When he gets hungry and he wants to eat—oh boy, does he cop an attitude. When it was time to eat it was time to eat. We’d be on swing shift together. He’d say, “We’re going to eat together,” and I’d say, “Oh yeah, we’ll eat,” but I’d keep on working. And a little later he’d say, “When are we going to eat?” And I’d say, “Oh yeah, we’ll eat,” and keep working. Then later he’d say, “When are we going to eat?” but he’d say it with a little more attitude.
And Salacci can tell you what Mike would eat, given half a chance: KFC. Three pieces. Extra crispy. Mashed potatoes. Cole slaw. “He had to have cole slaw.”
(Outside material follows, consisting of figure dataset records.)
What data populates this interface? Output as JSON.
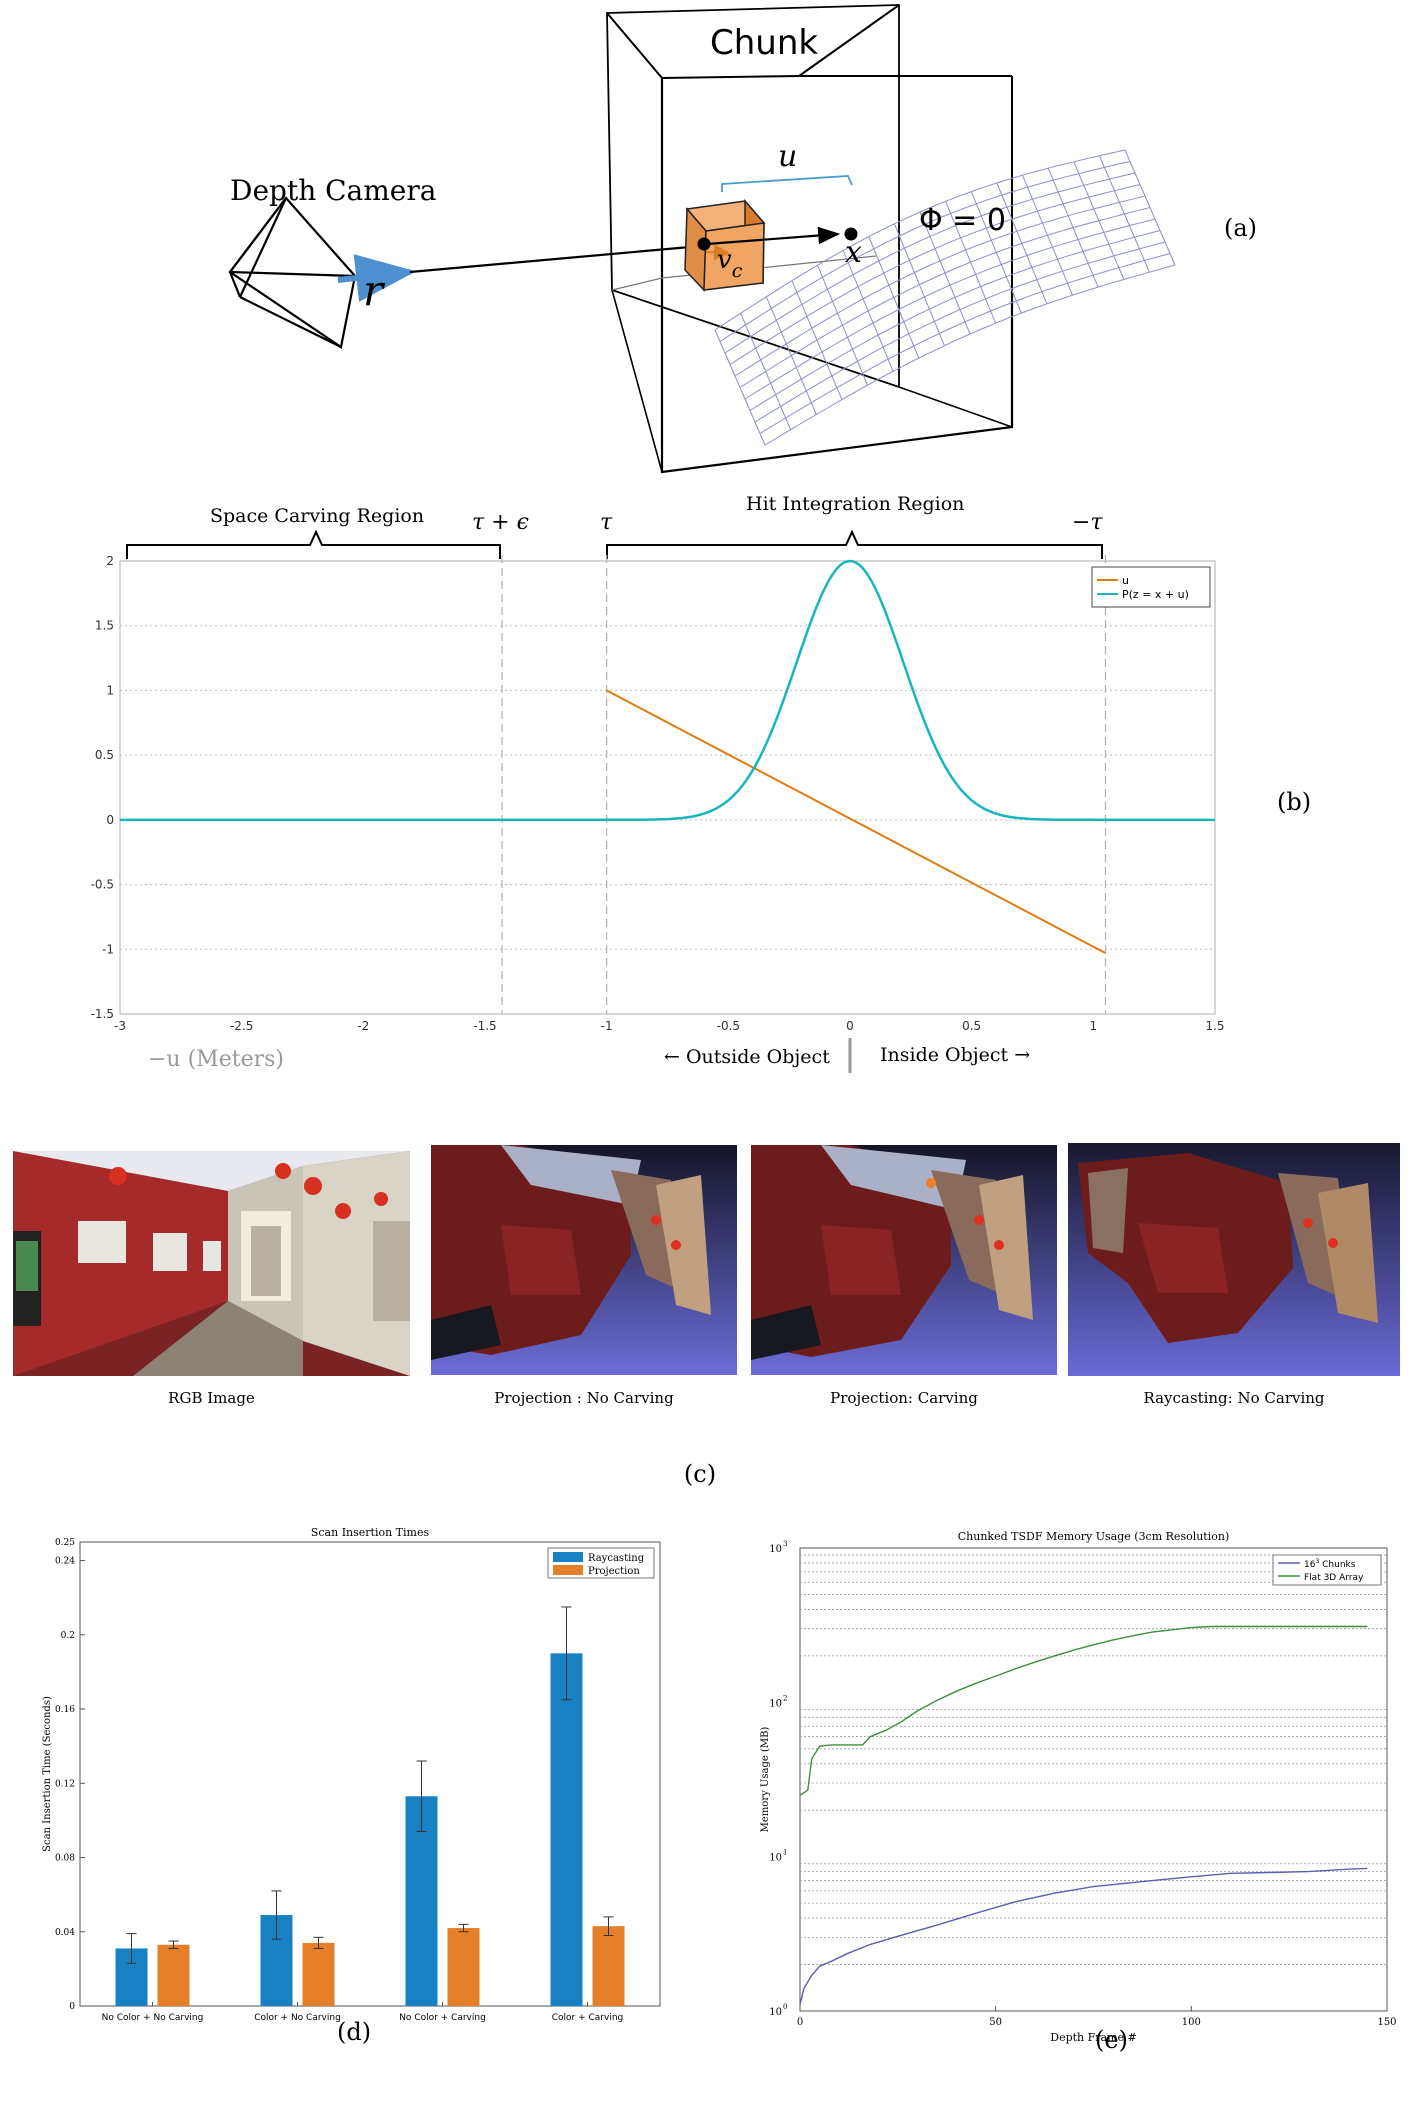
{
  "panel_a": {
    "chunk_label": "Chunk",
    "camera_label": "Depth Camera",
    "u_label": "u",
    "r_label": "r",
    "vc_label": "v",
    "vc_sub": "c",
    "x_label": "x",
    "phi_label": "Φ = 0",
    "tag": "(a)"
  },
  "panel_b": {
    "space_carving_label": "Space Carving Region",
    "tau_eps_label": "τ + ϵ",
    "tau_label": "τ",
    "hit_region_label": "Hit Integration Region",
    "neg_tau_label": "−τ",
    "xlabel": "−u (Meters)",
    "outside_label": "← Outside Object",
    "inside_label": "Inside Object →",
    "tag": "(b)"
  },
  "panel_c": {
    "captions": [
      "RGB Image",
      "Projection : No Carving",
      "Projection: Carving",
      "Raycasting: No Carving"
    ],
    "tag": "(c)"
  },
  "panel_d": {
    "tag": "(d)"
  },
  "panel_e": {
    "tag": "(e)"
  },
  "chart_data": [
    {
      "type": "line",
      "xlim": [
        -3,
        1.5
      ],
      "ylim": [
        -1.5,
        2
      ],
      "xticks": [
        -3,
        -2.5,
        -2,
        -1.5,
        -1,
        -0.5,
        0,
        0.5,
        1,
        1.5
      ],
      "yticks": [
        -1.5,
        -1,
        -0.5,
        0,
        0.5,
        1,
        1.5,
        2
      ],
      "grid": "horizontal",
      "legend_position": "top-right",
      "vlines": [
        -1.43,
        -1,
        1.05
      ],
      "series": [
        {
          "name": "u",
          "color": "#e07b10",
          "x": [
            -1,
            1.05
          ],
          "y": [
            1,
            -1.03
          ]
        },
        {
          "name": "P(z = x + u)",
          "color": "#19b5bd",
          "gaussian": {
            "mu": 0,
            "sigma": 0.22,
            "peak": 2
          },
          "x_range": [
            -3,
            1.5
          ]
        }
      ]
    },
    {
      "type": "bar",
      "title": "Scan Insertion Times",
      "ylabel": "Scan Insertion Time (Seconds)",
      "categories": [
        "No Color + No Carving",
        "Color + No Carving",
        "No Color + Carving",
        "Color + Carving"
      ],
      "ylim": [
        0,
        0.25
      ],
      "yticks": [
        "0",
        "0.04",
        "0.08",
        "0.12",
        "0.16",
        "0.2",
        "0.24",
        "0.25"
      ],
      "legend_position": "top-right",
      "series": [
        {
          "name": "Raycasting",
          "color": "#1a80c4",
          "values": [
            0.031,
            0.049,
            0.113,
            0.19
          ],
          "errors": [
            0.008,
            0.013,
            0.019,
            0.025
          ]
        },
        {
          "name": "Projection",
          "color": "#e57f2a",
          "values": [
            0.033,
            0.034,
            0.042,
            0.043
          ],
          "errors": [
            0.002,
            0.003,
            0.002,
            0.005
          ]
        }
      ]
    },
    {
      "type": "line",
      "title": "Chunked TSDF Memory Usage (3cm Resolution)",
      "xlabel": "Depth Frame #",
      "ylabel": "Memory Usage (MB)",
      "xlim": [
        0,
        150
      ],
      "xticks": [
        "0",
        "50",
        "100",
        "150"
      ],
      "ylog": true,
      "ylim": [
        1,
        1000
      ],
      "yticks": [
        "10",
        "10",
        "10",
        "10"
      ],
      "ytick_exponents": [
        "0",
        "1",
        "2",
        "3"
      ],
      "legend_position": "top-right",
      "series": [
        {
          "name": "Chunks",
          "name_prefix": "16",
          "name_sup": "3",
          "color": "#5a5fb0",
          "x": [
            0,
            1,
            3,
            5,
            8,
            12,
            18,
            25,
            35,
            45,
            55,
            65,
            75,
            90,
            100,
            110,
            120,
            130,
            140,
            145
          ],
          "y": [
            1.1,
            1.4,
            1.7,
            1.95,
            2.1,
            2.35,
            2.7,
            3.05,
            3.6,
            4.3,
            5.1,
            5.8,
            6.4,
            7.0,
            7.4,
            7.8,
            7.9,
            8.0,
            8.3,
            8.4
          ]
        },
        {
          "name": "Flat 3D Array",
          "color": "#3f8f3f",
          "x": [
            0,
            2,
            3,
            5,
            8,
            12,
            16,
            18,
            22,
            26,
            30,
            35,
            40,
            45,
            50,
            55,
            60,
            65,
            70,
            75,
            80,
            85,
            90,
            95,
            100,
            105,
            145
          ],
          "y": [
            25,
            27,
            43,
            52,
            53,
            53,
            53,
            60,
            66,
            75,
            88,
            103,
            118,
            133,
            148,
            165,
            182,
            200,
            218,
            236,
            254,
            270,
            285,
            295,
            305,
            310,
            310
          ]
        }
      ]
    }
  ]
}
Mike voluntarily resigned as president when he learned he had Alzheimer’s. His wife Dee said it “broke his heart” to retire from the union life he loved.
“But he knew it was the best thing for him to do. He took the step he knew needed to be taken. He cared that much about the union,” Dee said.
Silacci visited Mike a couple of times after he retired. Mike still had a cat. Mike had a parakeet. The South Dakota farm boy liked his animals.
“Mike treated his animals just like they were as important as any other living thing he knew,” Salacci said.
But sadly, Mike’s rottweiler, Otto, had passed away. Rottweilers, of course, are a powerful breed. They’re known to be calm and confident, courageous but not unduly aggressive.
“His rottweiler was much like him,” said Silacci. “Very nice.”
Mike Davis, union brother, is survived by his wife Dee, sons Joseph Molina and Bryon Davis, and three grandchildren. A third son, Michael Molina, died in 1985.
He is also survived by the current members of a grateful union.